My group, as usual, was an interdisciplinary group with a chemist, biologist and computer scientist, doing a project on the Reflexively Autocatalytic Food-generated set in Chemical Reaction Network. It was hypothesised that, in the very beginning of life-forms, organic compounds (RNA or metabolites) formed spontaneously in the Earth’s early atmosphere. The Miller-Urey experiment detected the formation of amino acids in an experimental set-up which simulated the early Earth’s early stage. Two hypotheses on the starting molecules being RNA, or metabolites, were proposed which rooted some believes on the necessity of these reactions being autocatalytic to drive the existence of life (by Stuart Kauffman in 1970s). We therefore ran some experiments using computational methods, to suggest how likely such a reflexively autocatalytic set would emerge out of a randomly created food-generation network (reproduced from http://dx.doi.org/10.1016/j.biosystems.2016.12.002).
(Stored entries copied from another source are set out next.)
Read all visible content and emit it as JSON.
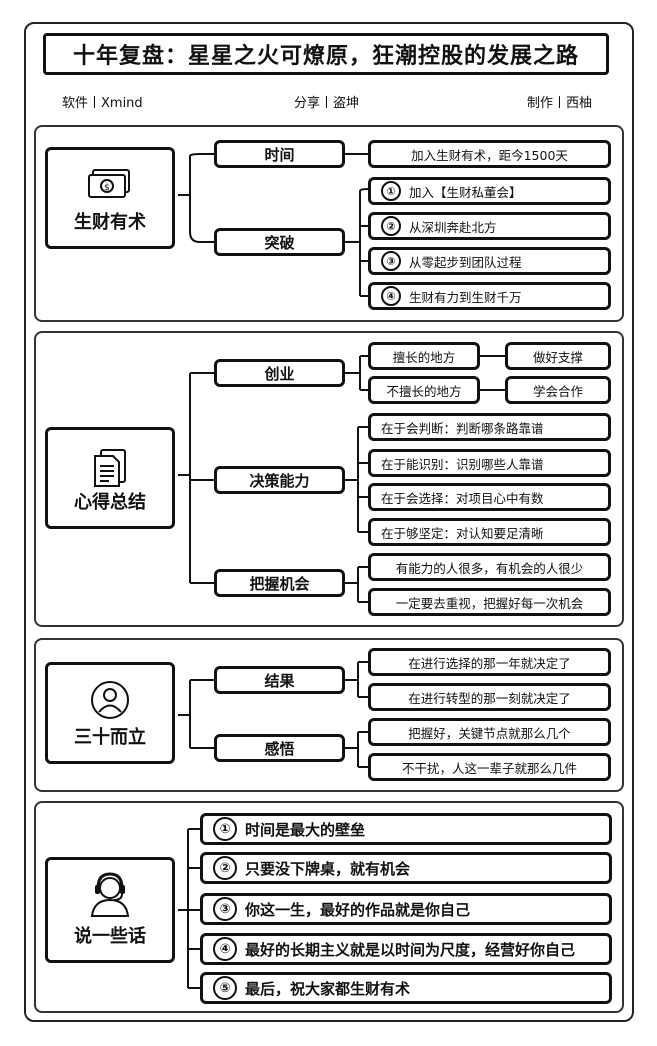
{
  "title": "十年复盘：星星之火可燎原，狂潮控股的发展之路",
  "meta": {
    "software": "软件丨Xmind",
    "share": "分享丨盗坤",
    "author": "制作丨西柚"
  },
  "sections": [
    {
      "label": "生财有术",
      "icon": "money-icon",
      "branches": [
        {
          "label": "时间",
          "leaves": [
            "加入生财有术，距今1500天"
          ]
        },
        {
          "label": "突破",
          "leaves": [
            {
              "num": "①",
              "text": "加入【生财私董会】"
            },
            {
              "num": "②",
              "text": "从深圳奔赴北方"
            },
            {
              "num": "③",
              "text": "从零起步到团队过程"
            },
            {
              "num": "④",
              "text": "生财有力到生财千万"
            }
          ]
        }
      ]
    },
    {
      "label": "心得总结",
      "icon": "document-icon",
      "branches": [
        {
          "label": "创业",
          "pairs": [
            {
              "left": "擅长的地方",
              "right": "做好支撑"
            },
            {
              "left": "不擅长的地方",
              "right": "学会合作"
            }
          ]
        },
        {
          "label": "决策能力",
          "leaves": [
            "在于会判断：判断哪条路靠谱",
            "在于能识别：识别哪些人靠谱",
            "在于会选择：对项目心中有数",
            "在于够坚定：对认知要足清晰"
          ]
        },
        {
          "label": "把握机会",
          "leaves": [
            "有能力的人很多，有机会的人很少",
            "一定要去重视，把握好每一次机会"
          ]
        }
      ]
    },
    {
      "label": "三十而立",
      "icon": "user-icon",
      "branches": [
        {
          "label": "结果",
          "leaves": [
            "在进行选择的那一年就决定了",
            "在进行转型的那一刻就决定了"
          ]
        },
        {
          "label": "感悟",
          "leaves": [
            "把握好，关键节点就那么几个",
            "不干扰，人这一辈子就那么几件"
          ]
        }
      ]
    },
    {
      "label": "说一些话",
      "icon": "headset-person-icon",
      "leaves": [
        {
          "num": "①",
          "text": "时间是最大的壁垒"
        },
        {
          "num": "②",
          "text": "只要没下牌桌，就有机会"
        },
        {
          "num": "③",
          "text": "你这一生，最好的作品就是你自己"
        },
        {
          "num": "④",
          "text": "最好的长期主义就是以时间为尺度，经营好你自己"
        },
        {
          "num": "⑤",
          "text": "最后，祝大家都生财有术"
        }
      ]
    }
  ]
}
The workflow is as follows:
- Define a closed system of molecules which are produced solely from the defined food source;
- Reduce the system by evaluating the system against two criteria:
a. The reaction must be catalysed by a member of the closure set
b. All reactants of the reaction must be a member of the closure set
Otherwise, the individual reaction will be removed
- Repeat steps 1 and 2 until there are no reactions which are against the rules – this gives us the maximum RAF set. (We can further reduce this into smaller RAF sets to remove reactions which are not necessary to maintain the smallest unit of autocatalysis)
After this, we attempted generating chemical reaction networks using absolutely no knowledge on chemistry: by randomly initialising the number of food reactants, molecules and reactions, and linking them using random reaction edges and random catalyses edges. Our simulation results find that, to generate reaction networks which are realistic – with 50% of chance of finding a RAF set (inferring the spontaneity of the existence of RAF set in nature), 0.4 catalyses/molecule is needed.
We also inspected how we can introduce chemical knowledge into the generation of a less random chemical reaction network, using Graph Grammar (or Graph Rewriting) to introduce the knowledge of reactions between chemical structures by segregating chemical structures at reaction sites (assumed that we know the chemical structure of the metabolites).
Given the short duration of the project time, the benefit of working in an interdisciplinary team become apparent that we can dedicate specialists to read up on specialists theories and then reconvene to exchange assimilated ideas, which is supposedly more efficient than asking an engineer to read about chemistry, and a biochemist to code from theories. It is more beneficial for the progress of the project and helps with presenting ideas to non-specialist audience.